Again, the NFL's by far the most innovative of all four pro sports, yet consistently, potential innovators are passed over for coaching retreads like Chan Gailey, Mike Shannahan, and Pete Carroll. This isn't necessarily about race, you see; that Leslie Frazier is a black man may or may not be a factor in his lack of success at landing a head coaching job. But even among white coaches, isn't it peculiar that the "best available" coaches this offseason were a bunch of 60 year-old guys that had dominated during the 1990s? And Pete Carroll? The Seahawks know you can't recruit in the pros, right?

It's all disturbingly conservative in a league dominated by creativity. It makes no sense logically, but even worse, isn't it sort of insulting to fans? Like, as a Cowboys fan, why should I be excited about two more years of Wade Phillips? He's proven that he's a decent coach, capable of making it to the playoffs, and incapable of going any further. We know this with Wade. Why not try something new? Same with the Eagles. Andy Reid has coached the Eagles for more than a decade, and they haven't won anything. As I wrote when news of his contract extension broke:

Tying your future to Reid ... who’s never won a Super Bowl, and finished last in the NFC East two of the past four years, just smacks of laziness. ... it’s easy to criticize a coach for mismanagement; they make roughly 500 difficult decisions a game, and nobody’s perfect.

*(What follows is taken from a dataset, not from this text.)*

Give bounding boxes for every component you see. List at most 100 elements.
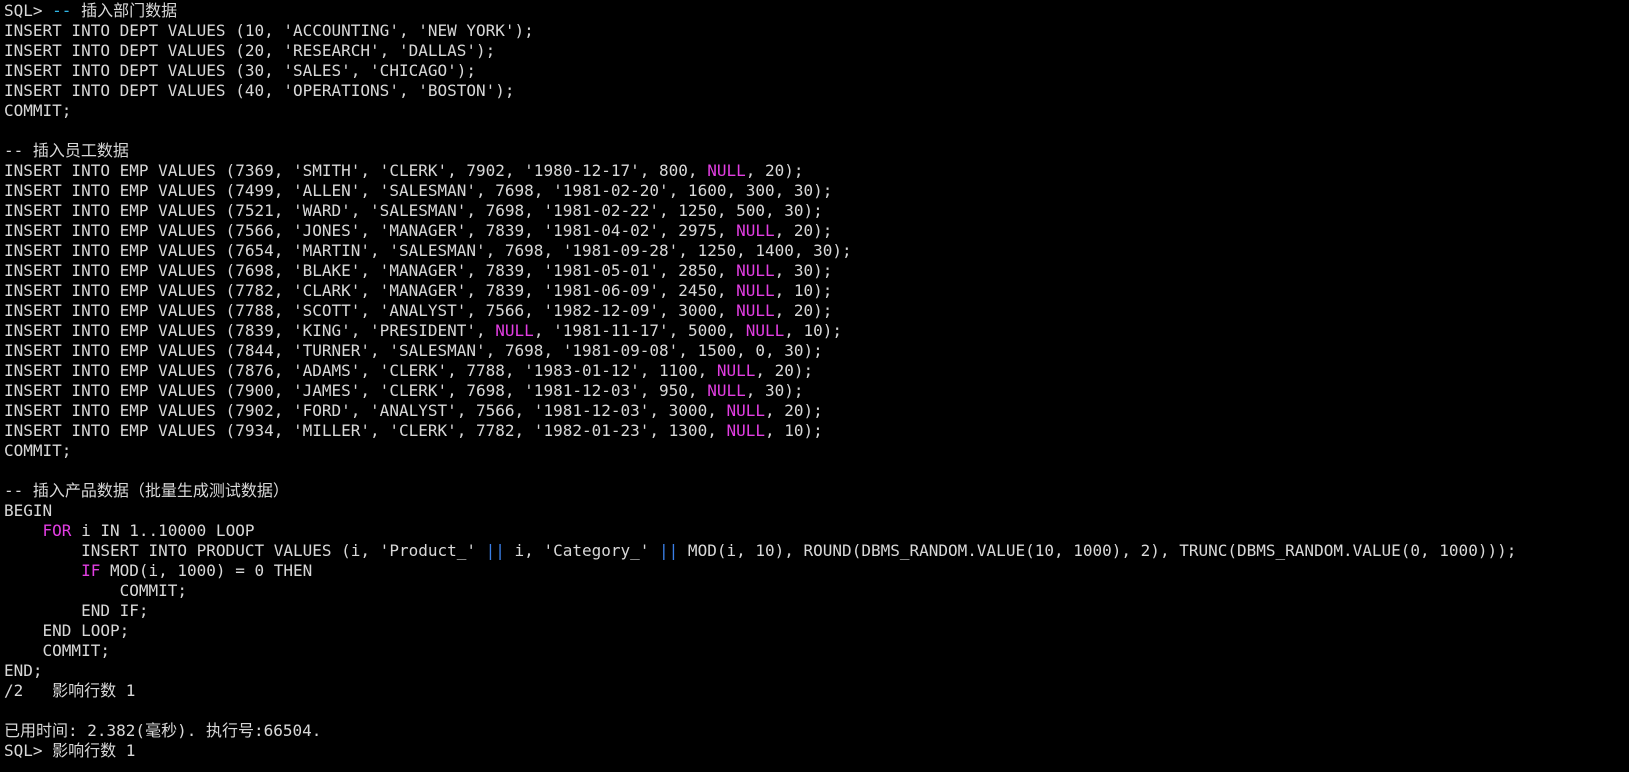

Again, we all make mistakes. But Andy Reid has proven, time and again, that he makes the same mistakes.

Despite consistently talented teams — and the mastery of his legendary defensive coordinator, the late Jim Johnson — Andy Reid has yet to deliver on the promise of his rosters. At some point, it’s time to switch things up and see what happens. How many times can you go 10-6 and lose in the NFC Championship game before someone steps up and says, "Why don’t we try it with someone else?"

Maybe that's it. Laziness. Either that, or it's lack of perspective, as these people forget that there are, in fact, other people that can succeed as head coaches in the NFL. Andy Reid, Wade Phillips, Brad Childress, Norv Turner—just look around at all the contenders with coaches that have consistently managed to fail one way or another. It's not to say they don't deserve second chances, but just... It's insulting when NFL teams only give chances to that group of coaches. I mean, teams were falling all over themselves to give Mike Holmgren a $30 million contract to come out of retirement. Is coaching that impossible? There's no assistants anywhere that might get it done? Come on.

It's insulting to the intelligence of fans and other coaches in equal measure, and more important, it's just ignorant. It's impossible to prove that it's racism, and we'll never know, but it might be. Even if it's not, though, it's self-evident that NFL owners are terrified of trying something new. Call it laziness or lack of perspective, but it's there.

How do we fix it? It'll probably take some time to completely abandon the perspectives that got us here, but a team hiring Leslie Frazier would be an excellent start.